ゆっくりとした時間を持つことが、豊かで充実した人生を送る上で必要不可欠と言えます。
サラリーマンが定年を迎え、仕事中心の生活から解放されたものの、することがなかなか見つからず、時間を無為に過ごしているという話をよく耳にします。
「時持ち」の要素を考えると、言葉通りに自由に使える時間があること、有意義に過ごせる時間・方法を持っていることの二つが考えられます。
第1の自由に使える時間を持つためにには、無駄に使っている時間を減らす、効率的に物事を進めるなど、時間の節約の工夫が必要です。
また、第2の有意義に過ごせる時間・方法を持つためには、趣味を作る、学習する、友人・家族と楽しく過ごすなどの時間の使い方の工夫が必要です。
「どのように時間を短縮し、時間を貯め、何にそれを使うか」ということを考えると、「時間」と「お金」というのは、なんだか似ていると思いませんか?
「お金」も「節約し、貯金をして、それを有効に使う」という点で、「時間」と共通点があります。

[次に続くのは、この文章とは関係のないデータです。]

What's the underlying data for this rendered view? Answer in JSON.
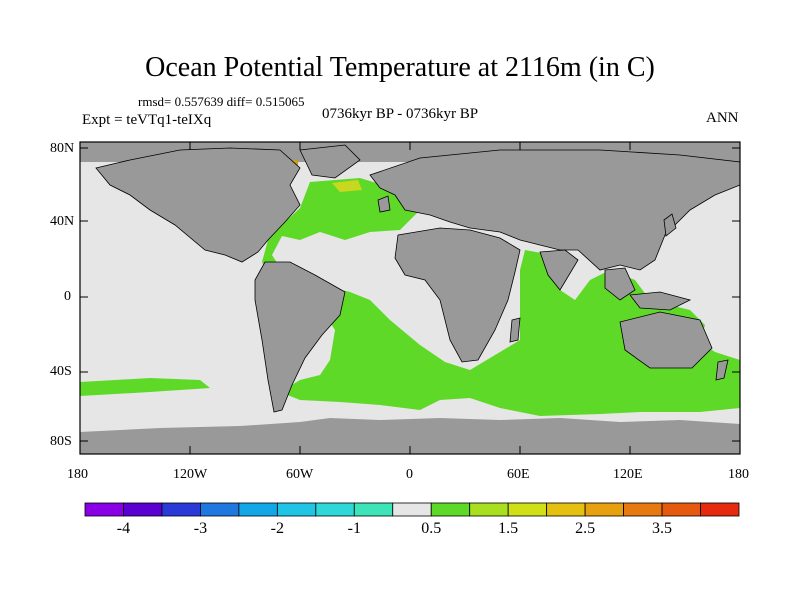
{
  "figure": {
    "title": "Ocean Potential Temperature at 2116m (in C)",
    "stats": "rmsd= 0.557639  diff= 0.515065",
    "experiment": "Expt = teVTq1-teIXq",
    "period": "0736kyr BP - 0736kyr BP",
    "season": "ANN"
  },
  "axes": {
    "lat_ticks": [
      "80N",
      "40N",
      "0",
      "40S",
      "80S"
    ],
    "lon_ticks": [
      "180",
      "120W",
      "60W",
      "0",
      "60E",
      "120E",
      "180"
    ]
  },
  "colorbar": {
    "colors": [
      "#8a00e6",
      "#5a00d0",
      "#2a3ad8",
      "#1e78e0",
      "#12a8e8",
      "#20c4e4",
      "#2ed8d8",
      "#3ce4b8",
      "#e6e6e6",
      "#5fd927",
      "#a8e020",
      "#cfe018",
      "#e6c010",
      "#e6a010",
      "#e67a10",
      "#e65a10",
      "#e62a10"
    ],
    "labels": [
      "-4",
      "-3",
      "-2",
      "-1",
      "0.5",
      "1.5",
      "2.5",
      "3.5"
    ]
  },
  "legend_colors": {
    "land": "#999999",
    "ocean_neutral": "#e6e6e6",
    "warm_anomaly": "#5fd927",
    "strong_warm": "#c8a020"
  }
}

「お金」の場合は、運用で「増やす」という方法がありますが、「時間」の場合は、「増やす」ことは難しいかもしれません。あえて挙げるとすると、運動やスポーツ、リラックスした時間を過ごすことにより、「健康寿命」を伸ばすというのが、「お金」でいうところの資産運用にあたるのではないでしょうか。
「お金」に、節約し・貯め・増やし・有効に使うという「財テク」があるように、「時間」にも、節約し・貯め・(増やし)・有効に使うという「時(とき)テク」というのが大切です。
昔から「貧乏、暇なし」という言葉がありますが、豊かな人生というものを考えると、この正反対のお金も時間も余裕がある、「金時(きんとき)持ち」ということになるのではないでしょうか。
そして、「金時持ち」になるためには、「財テク」と「時テク」が不可欠ということになります。